Elle n’avait jamais eu recours à la médecine moderne avant l’installation du centre de Senitizo.
- Faible espérance de vie -
"Les Akas ont beaucoup plus de problèmes de santé que les autres et leur espérance de vie dépasse rarement 40 ans", explique Jacques Bébé, le médecin du centre.
"Ils consomment de l’eau non potable voire stagnante, ils n’ont pas d’abris en dur, pas de draps, pas de moustiquaires, ont du mal à s’astreindre à la prise de médicaments et se soignent de manière traditionnelle en premier lieu. Quand ils arrivent au centre, il est parfois trop tard", lâche le praticien.
Jean-Claude, la trentaine, est venu au centre pour chercher des médicaments, avant de s’enfoncer dans la jungle à la recherche d’arbustes. "Ça, c’est pour le mal de tête, et celle-ci le mal de dos", explique-t-il en montrant une plante aux feuilles fines et une autre aux fanes plus épaisses.
Juliette se dirige aussi vers l’entrée de la forêt pour retrouver les siens.

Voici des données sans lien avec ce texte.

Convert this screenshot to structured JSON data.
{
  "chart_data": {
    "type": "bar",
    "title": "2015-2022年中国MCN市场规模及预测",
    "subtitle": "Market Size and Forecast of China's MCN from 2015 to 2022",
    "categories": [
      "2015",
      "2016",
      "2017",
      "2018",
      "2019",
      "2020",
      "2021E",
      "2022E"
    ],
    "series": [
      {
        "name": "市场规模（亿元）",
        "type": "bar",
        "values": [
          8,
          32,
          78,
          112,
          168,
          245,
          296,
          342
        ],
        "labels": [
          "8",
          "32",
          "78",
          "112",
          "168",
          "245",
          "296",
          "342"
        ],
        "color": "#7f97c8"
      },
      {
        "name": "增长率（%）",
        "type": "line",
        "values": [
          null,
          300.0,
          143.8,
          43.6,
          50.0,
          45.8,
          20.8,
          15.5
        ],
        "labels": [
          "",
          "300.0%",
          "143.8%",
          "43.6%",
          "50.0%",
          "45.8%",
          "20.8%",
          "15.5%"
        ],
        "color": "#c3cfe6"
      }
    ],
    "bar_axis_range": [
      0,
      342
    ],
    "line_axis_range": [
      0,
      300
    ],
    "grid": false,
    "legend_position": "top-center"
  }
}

Seules trois bassines et une casserole meublent sa hutte. Sur le toit, feuilles et écorces sèchent au soleil.
En bruit de fond, de l’eau frémit sur le feu. Une femme de sa famille prépare une décoction de différentes plantes. "C’est très efficace pour le ventre, ici tout le monde connaît les remèdes de la forêt", lâche-t-elle fièrement.
Il n’empêche: "quand il y a un centre de santé à proximité et qu’ils ne s’y sentent pas discriminés, ils s’y rendent", assure à l’AFP Alain Ebelpoin.

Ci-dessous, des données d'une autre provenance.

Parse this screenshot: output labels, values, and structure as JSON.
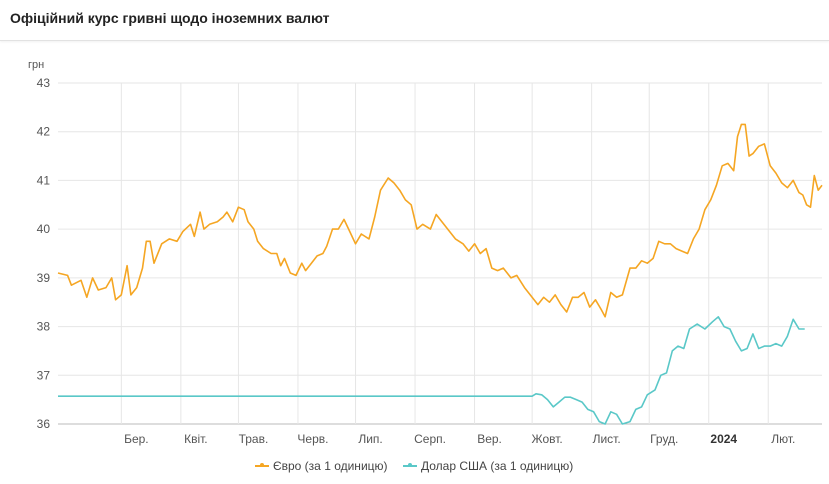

Dans la salle d’attente, Gaspard, la quarantaine, vient soigner son dos. "La vie en forêt est difficile donc je viens de temps en temps au village. Pour vivre, je ramasse des chenilles (un met recherché) mais je suis cultivateur de manioc et de bananes, chasseur et pêcheur", assure cet homme en guenilles.
"La modernisation, je n’ai rien contre, mais j’ai peur que nos traditions disparaissent un jour", lâche-t-il l’air pensif.